Dans un premier temps, les ouvriers et responsables de l’entreprise d’étanchéité leur donnent une version «peu crédible». Sur le toit, le chef d’équipe et son ouvrier auraient dit à Philipp de s’éloigner du périmètre, dangereux. Ils le lui auraient répété à plusieurs reprises. Et voilà, il n’a pas écouté et il est tombé. Un récit laconique, déroutant, désinvolte. Sans parler du fait que Philipp n’avait pas l’âge légal pour se trouver là-haut. Puis, en septembre 2010, soit deux ans plus tard, ces deux mêmes personnes viennent chez Raymond et Maria. Ils veulent simplement «rectifier un point». Raymond insiste: «Oui, c’est ce qu’ils ont dit: rectifier un point.» C’est là que les parents apprennent que l’ouvrier était bel et bien avec Philipp en train d’enlever la planche qui recouvrait le puits, lorsque celui-ci est tombé. Deux ans qu’ils refusent de croire que leur Philipp n’est pas celui qui a chuté dans un trou parce qu’il a voulu faire l’idiot. Des mots qui font bondir la mère. «Pourquoi nous le dire si tard! Comme si c’était un détail!» Le père les reçoit comme un maigre soulagement. «Cela prouvait que Philipp n’était pas l’inconscient décrit dans leur première version, même si personne ne peut nous dire pourquoi il est tombé, à la fin!» La planche a-t-elle été tirée trop fort par l’ouvrier? Philipp s’est-il pris les pieds dans le sol cannelé? La question cruciale n’aura pas de réponse, l’ouvrier concerné tournait la tête à ce moment-là. Et le chef d’équipe était de dos. Dans ce drame de l’indifférence, personne ne l’a vu tomber.

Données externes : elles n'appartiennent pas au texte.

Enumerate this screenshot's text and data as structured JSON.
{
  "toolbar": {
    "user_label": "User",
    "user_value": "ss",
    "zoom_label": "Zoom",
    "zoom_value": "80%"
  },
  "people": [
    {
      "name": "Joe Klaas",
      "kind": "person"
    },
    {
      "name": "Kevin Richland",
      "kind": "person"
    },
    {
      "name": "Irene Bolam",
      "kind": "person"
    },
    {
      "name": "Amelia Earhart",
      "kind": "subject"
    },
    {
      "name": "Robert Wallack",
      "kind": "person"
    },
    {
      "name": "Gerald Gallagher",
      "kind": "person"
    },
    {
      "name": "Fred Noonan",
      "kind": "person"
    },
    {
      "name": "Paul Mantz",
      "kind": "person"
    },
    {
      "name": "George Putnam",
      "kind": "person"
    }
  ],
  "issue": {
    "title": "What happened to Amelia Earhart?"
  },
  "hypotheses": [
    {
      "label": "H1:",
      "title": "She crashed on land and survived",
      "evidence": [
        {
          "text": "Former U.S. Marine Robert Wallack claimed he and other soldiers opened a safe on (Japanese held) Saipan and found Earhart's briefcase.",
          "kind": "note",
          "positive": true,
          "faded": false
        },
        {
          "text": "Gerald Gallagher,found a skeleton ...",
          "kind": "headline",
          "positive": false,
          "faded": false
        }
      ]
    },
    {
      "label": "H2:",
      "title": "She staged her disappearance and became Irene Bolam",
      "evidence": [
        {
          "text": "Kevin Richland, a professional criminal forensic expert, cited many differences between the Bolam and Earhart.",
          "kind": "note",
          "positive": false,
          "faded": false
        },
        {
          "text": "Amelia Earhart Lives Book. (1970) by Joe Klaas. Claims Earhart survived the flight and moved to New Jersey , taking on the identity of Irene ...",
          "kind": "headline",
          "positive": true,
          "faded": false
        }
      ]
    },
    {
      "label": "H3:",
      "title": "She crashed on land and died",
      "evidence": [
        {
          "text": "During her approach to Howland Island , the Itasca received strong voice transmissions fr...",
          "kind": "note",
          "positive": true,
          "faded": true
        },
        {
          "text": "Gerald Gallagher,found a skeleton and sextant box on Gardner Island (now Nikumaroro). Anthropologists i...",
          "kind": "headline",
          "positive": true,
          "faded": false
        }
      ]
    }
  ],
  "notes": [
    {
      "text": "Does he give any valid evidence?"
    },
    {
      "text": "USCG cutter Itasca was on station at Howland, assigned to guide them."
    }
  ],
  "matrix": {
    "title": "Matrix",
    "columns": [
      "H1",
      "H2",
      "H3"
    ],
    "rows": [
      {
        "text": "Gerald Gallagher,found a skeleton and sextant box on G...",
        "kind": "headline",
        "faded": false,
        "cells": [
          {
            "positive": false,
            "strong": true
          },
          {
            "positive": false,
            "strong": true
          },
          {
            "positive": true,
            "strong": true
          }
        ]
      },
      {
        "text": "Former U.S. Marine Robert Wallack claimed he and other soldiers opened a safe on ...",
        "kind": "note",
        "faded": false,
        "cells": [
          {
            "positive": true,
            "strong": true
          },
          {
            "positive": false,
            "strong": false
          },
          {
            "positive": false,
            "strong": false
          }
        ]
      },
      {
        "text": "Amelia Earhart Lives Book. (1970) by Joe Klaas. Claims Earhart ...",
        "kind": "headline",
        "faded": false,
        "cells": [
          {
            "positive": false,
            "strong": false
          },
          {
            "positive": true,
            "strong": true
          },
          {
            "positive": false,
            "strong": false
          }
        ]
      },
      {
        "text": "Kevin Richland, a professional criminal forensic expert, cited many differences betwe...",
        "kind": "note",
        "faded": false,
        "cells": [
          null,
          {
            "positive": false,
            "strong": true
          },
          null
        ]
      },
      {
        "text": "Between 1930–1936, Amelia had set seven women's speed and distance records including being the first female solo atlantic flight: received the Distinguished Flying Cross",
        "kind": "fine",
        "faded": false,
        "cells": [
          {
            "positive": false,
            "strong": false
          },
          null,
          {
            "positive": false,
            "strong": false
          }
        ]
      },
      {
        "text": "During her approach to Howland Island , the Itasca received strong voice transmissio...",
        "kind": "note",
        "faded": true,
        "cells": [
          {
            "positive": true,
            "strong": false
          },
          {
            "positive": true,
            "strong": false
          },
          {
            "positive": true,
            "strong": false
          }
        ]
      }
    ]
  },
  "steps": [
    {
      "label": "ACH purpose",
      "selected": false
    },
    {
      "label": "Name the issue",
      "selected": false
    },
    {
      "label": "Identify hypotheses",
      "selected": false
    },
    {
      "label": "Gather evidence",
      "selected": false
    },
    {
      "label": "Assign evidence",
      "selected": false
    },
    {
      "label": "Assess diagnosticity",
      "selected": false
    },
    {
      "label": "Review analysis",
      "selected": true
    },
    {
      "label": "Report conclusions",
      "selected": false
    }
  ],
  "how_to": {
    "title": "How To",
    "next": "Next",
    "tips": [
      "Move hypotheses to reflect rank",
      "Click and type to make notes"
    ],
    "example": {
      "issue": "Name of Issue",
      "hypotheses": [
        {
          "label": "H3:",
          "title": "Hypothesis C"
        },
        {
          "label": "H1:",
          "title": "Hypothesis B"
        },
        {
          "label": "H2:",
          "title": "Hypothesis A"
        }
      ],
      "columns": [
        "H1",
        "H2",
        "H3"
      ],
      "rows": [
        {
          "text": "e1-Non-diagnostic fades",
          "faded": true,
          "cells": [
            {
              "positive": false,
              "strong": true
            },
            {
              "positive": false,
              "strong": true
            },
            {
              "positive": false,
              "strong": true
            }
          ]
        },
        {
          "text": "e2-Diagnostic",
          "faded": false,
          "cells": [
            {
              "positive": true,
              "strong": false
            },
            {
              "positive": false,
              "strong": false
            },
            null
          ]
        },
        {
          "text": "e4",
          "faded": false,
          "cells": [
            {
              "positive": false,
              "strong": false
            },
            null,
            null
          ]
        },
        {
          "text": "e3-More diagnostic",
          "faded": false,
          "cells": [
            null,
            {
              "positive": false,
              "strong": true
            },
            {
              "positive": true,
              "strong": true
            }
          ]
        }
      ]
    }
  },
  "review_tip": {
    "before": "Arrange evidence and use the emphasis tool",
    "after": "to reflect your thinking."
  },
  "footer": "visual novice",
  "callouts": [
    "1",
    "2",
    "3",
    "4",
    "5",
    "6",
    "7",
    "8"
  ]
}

Leur fils Tobias rentre. Il revient de la répétition de sa confirmation. «Ce sera notre première, en juin», dit doucement le père. Philipp aussi devait se faire confirmer. Il est mort juste avant. Ses parents avaient économisé pour lui offrir un voyage au Canada. «C’était son rêve. Il était fan de hockey, avait un niveau prometteur.» Deux semaines après le décès, ses parents ont reçu la nouvelle: Philipp, double national, avait été accepté en sélection nationale de France.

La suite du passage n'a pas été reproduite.